Francis faisait les cents pas devant un Espagne déboussolé. Idriss avait survécu à l'explosion, mais il avait la moitié du corps calciné, de plus il a été traumatisé en voyant les corps des ravisseurs et des otages complètement massacrés.
«-Je m'en veux tellement! J'aurais pas dû insister pour qu'il vienne à Paris!
-Tu ne pouvais pas le savoir Francis...
-...»
OoOoOoOoOoOoO
Idriss ouvrit doucement les yeux, un peu sonné. Où était-il?
Il croisa le regard sombre de son frère, qui était assit sur une chaise à côté de lui. Une chaise...
«-La petite! Comment va-t-elle?!
-Calme toi Khouya...elle va bien, elle m'a demandé de te remercier...Par contre on a dû t'amputer la jambe droite, elle repoussera ne t'inquiète pas, mais ça va prendre du temps...
-J'ai mal au visage...
-La partie gauche a brûlé mais on peut encore te reconnaître...»
Un soupir s'échappa des lèvres blessés du marocain, puis un frisson d'horreur le parcourut.
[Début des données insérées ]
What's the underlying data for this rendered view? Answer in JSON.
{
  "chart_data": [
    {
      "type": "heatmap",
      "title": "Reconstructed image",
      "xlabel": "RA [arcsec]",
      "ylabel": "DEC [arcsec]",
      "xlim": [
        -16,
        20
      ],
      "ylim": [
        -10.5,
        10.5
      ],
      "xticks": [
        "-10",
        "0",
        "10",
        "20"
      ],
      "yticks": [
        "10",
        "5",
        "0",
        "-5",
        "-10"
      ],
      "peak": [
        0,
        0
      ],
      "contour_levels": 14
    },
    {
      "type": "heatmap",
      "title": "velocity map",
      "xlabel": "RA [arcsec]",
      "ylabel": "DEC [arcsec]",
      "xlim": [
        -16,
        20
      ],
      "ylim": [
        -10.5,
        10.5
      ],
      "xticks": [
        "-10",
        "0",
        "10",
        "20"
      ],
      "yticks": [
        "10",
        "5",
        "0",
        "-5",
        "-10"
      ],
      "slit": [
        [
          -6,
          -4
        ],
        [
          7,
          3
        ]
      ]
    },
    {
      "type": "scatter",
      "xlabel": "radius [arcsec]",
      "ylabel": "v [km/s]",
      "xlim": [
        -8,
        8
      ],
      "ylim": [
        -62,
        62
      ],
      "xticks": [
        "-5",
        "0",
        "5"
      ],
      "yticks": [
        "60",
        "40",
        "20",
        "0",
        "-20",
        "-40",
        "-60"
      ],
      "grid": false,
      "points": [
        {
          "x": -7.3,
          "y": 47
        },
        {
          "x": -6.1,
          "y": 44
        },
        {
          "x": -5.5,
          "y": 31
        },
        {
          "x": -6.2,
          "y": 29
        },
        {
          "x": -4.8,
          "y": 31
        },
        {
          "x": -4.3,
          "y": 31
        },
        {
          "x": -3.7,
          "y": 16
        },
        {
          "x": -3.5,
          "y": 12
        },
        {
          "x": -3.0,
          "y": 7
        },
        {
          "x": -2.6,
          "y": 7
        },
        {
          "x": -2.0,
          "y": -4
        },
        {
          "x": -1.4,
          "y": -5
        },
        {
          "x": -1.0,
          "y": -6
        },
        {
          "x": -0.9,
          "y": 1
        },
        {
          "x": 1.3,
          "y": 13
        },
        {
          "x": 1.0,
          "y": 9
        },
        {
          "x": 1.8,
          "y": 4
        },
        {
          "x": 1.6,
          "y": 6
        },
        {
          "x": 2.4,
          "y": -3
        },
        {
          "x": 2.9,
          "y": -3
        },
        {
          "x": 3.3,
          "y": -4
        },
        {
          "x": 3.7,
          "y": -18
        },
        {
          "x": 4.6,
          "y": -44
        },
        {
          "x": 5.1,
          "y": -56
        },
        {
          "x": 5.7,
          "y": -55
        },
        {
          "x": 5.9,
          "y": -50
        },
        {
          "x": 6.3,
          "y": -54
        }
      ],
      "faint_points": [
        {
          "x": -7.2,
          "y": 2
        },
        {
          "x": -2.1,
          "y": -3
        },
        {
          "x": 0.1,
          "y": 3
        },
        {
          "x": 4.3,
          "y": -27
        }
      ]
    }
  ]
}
Tous ces cadavres parterre, ces gens qui ont été pris dans l'explosion...
«-G-Grand frère...il y a des survivants?»
Le grand frère en question le regarda un instant, puis lui fit un de ses sourires qu'il ne montrait qu'à lui et leur sœur.
«-Oui...Il y a des survivants...»
OoOoOoOoOoOoO
Arabie Saoudite éteignit la télé, où les infos diffusaient des images des nombreux attentats et aussi de «l'accident» de Maroc et soupira.
Cette histoire allait très mal finir...
Son attention se tourna vers Turquie, qui était venu chez lui la veille, et ils hochèrent la tête silencieusement.
Il fallait stopper ces islamistes avant qu'une vraie catastrophe arrive...
Je vous dois quelques explications :')
Il se trouve que je voulais vous montrer ce qu'on sûrement ressenti les survivants pendants ces attentats, et pour ça je me suis dis de prendre une nation directement.
Mon choix s'est vite porté sur Maroc, car en plus de bien connaître France, il n'a pas froid aux yeux quand il s'agit de protéger quelqu'un :3
Pour la gamine qui pleurait je voulais montrer que les français n'ont pas à rejeter les musulmans, car certains sont prêt à tout pour aider leurs prochains.